With the New York City art scene just a train ride away, residents of Westchester might not be as inclined to patronize local art establishments. Yet there is a thriving art culture in Westchester, notably in the Bott Shoppe’s hometown of Mamaroneck.
When imagining classic Americana, one might recall old Saturday Evening Post covers, featuring hardscrabble Americans of yesteryear–soldiers, Boy Scouts, baseball players and fans, students, parents, families. What many people may not know is that Norman Rockwell grew up in Mamaroneck, and spent much of his career in Westchester. The artist who tackled such difficult issues as race and Communism, and has a portfolio full of works that demonstrate what it means to live in suburban America, was undoubtedly inspired by his time in Mamaroneck. Many of the models in his early paintings were from Mamaroneck and New Rochelle. Had the residents of those towns not supported local artist Norman Rockwell, he might never have gone on to have such an illustrious career.

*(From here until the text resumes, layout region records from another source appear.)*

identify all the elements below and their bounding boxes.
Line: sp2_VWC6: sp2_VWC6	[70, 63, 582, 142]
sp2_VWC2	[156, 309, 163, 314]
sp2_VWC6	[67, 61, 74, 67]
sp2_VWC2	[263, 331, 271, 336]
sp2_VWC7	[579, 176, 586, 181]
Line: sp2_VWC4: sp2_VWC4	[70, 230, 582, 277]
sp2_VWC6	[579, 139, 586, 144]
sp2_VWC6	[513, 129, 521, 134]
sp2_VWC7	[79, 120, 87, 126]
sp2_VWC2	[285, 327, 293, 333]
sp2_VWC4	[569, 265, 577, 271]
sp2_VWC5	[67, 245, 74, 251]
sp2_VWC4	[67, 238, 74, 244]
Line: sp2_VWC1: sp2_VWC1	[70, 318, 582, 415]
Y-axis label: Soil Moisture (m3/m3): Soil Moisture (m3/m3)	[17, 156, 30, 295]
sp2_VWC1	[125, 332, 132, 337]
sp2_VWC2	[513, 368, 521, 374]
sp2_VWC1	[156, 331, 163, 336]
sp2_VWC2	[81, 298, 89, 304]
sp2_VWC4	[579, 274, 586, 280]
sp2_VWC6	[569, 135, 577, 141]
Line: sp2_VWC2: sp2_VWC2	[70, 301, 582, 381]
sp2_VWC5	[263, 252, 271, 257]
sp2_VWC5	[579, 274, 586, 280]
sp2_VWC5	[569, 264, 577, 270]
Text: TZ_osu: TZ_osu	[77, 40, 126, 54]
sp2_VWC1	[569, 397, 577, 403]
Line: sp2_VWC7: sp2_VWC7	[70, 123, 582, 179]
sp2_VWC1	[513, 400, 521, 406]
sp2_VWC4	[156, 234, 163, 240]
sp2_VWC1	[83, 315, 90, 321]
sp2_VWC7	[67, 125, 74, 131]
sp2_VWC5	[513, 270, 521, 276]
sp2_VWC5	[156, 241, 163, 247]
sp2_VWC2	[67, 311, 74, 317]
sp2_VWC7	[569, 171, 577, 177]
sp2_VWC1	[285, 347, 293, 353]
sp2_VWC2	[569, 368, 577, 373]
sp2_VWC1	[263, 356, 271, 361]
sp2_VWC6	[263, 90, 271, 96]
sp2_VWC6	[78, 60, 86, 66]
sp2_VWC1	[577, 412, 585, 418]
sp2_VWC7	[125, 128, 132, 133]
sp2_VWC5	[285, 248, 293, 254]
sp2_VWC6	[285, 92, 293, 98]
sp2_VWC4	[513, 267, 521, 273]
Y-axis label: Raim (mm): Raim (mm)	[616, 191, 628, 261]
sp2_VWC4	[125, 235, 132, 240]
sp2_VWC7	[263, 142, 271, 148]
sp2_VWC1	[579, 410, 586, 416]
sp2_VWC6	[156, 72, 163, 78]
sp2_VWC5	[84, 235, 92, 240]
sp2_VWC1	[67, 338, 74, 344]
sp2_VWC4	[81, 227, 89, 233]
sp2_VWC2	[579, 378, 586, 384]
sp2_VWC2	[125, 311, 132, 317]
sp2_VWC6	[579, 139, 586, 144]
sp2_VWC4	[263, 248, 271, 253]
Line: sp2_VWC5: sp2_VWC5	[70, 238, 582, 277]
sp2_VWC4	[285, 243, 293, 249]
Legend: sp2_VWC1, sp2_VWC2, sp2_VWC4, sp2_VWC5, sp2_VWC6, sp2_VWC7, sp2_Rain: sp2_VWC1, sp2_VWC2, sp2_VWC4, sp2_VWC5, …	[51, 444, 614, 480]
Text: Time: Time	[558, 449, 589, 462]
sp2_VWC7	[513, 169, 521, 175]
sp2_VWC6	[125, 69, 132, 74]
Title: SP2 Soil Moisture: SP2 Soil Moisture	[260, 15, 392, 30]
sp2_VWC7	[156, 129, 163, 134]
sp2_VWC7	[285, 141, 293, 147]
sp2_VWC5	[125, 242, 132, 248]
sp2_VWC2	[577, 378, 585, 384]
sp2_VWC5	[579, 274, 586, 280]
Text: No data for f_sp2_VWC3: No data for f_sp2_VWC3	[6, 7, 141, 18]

Another hallmark of art in Mamaroneck is Archie Comics. Although the long-running publishing company relocated to Pelham in 2015, Mamaroneck will always be embedded in the comic book’s blood (or ink). The comic tells the stories of a group of high school friends in the fictional town of Riverdale, a small suburb not unlike Mamaroneck. While the comic generally portrays a bygone era, anachronistically set somewhere between the 1940s, when Archie and co. made their debut, and modern times, it has been updated for TV recently. The series “Riverdale” brings Archie and his friends into the twenty-first century, although its humble Mamaroneck beginnings are acknowledged–in one episode, Jughead walks by a Mamaroneck-bound bus. Although the comic book company has moved to Pelham, Mamaroneck has certainly made its mark on the world of Archie.

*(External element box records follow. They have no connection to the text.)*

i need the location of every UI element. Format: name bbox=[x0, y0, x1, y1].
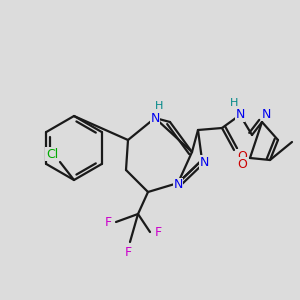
Text: F: F bbox=[124, 245, 132, 259]
Text: N: N bbox=[150, 112, 160, 124]
Text: N: N bbox=[261, 107, 271, 121]
Text: Cl: Cl bbox=[46, 148, 58, 160]
Text: F: F bbox=[104, 215, 112, 229]
Text: N: N bbox=[235, 109, 245, 122]
Text: H: H bbox=[230, 98, 238, 108]
Text: N: N bbox=[173, 178, 183, 191]
Text: O: O bbox=[237, 149, 247, 163]
Text: H: H bbox=[155, 101, 163, 111]
Text: N: N bbox=[199, 155, 209, 169]
Text: F: F bbox=[154, 226, 162, 238]
Text: O: O bbox=[237, 158, 247, 170]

A controversial figure who lived in Mamaroneck for a spell was the filmmaker D.W. Griffith. Although he pioneered groundbreaking filmmaking techniques, his most famous film is The Birth of a Nation from 1915, which glorified the Confederacy and is said to have helped inspire the next generation of the Ku Klux Klan. However, D.W. Griffith used his success in the years following his racist epic to move to Mamaroneck in 1919, where he bought a sprawling estate and began making movies locally. The films he made in Mamaroneck include Orphans of the Storm, which required him to transform a portion of Mamaroneck so that it would resemble Paris! The local townspeople obliged Griffith, and hundreds of residents participated in his films as extras. Now there’s a story of people supporting local art.
It’s crucial that we support local art establishments and local artists. In Mamaroneck alone, we have places like the Bott Shoppe, Pinot’s Pallette, and the Mamaroneck Artists Guild. Local art establishments help to encourage local artists. Goodness knows where the art world would be if great artists, including some of our local artists, hadn’t gotten any encouragement and support. It’s very important to offer support to local art establishments and the artists that visit them.
Perhaps the next Norman Rockwell, or Archie Comics, or D.W. Griffith (albeit a more tolerant and diversity-friendly one) will come from Mamaroneck. For such a small town, it has such a rich history of talented artists–and will hopefully produce some of the artists of the future.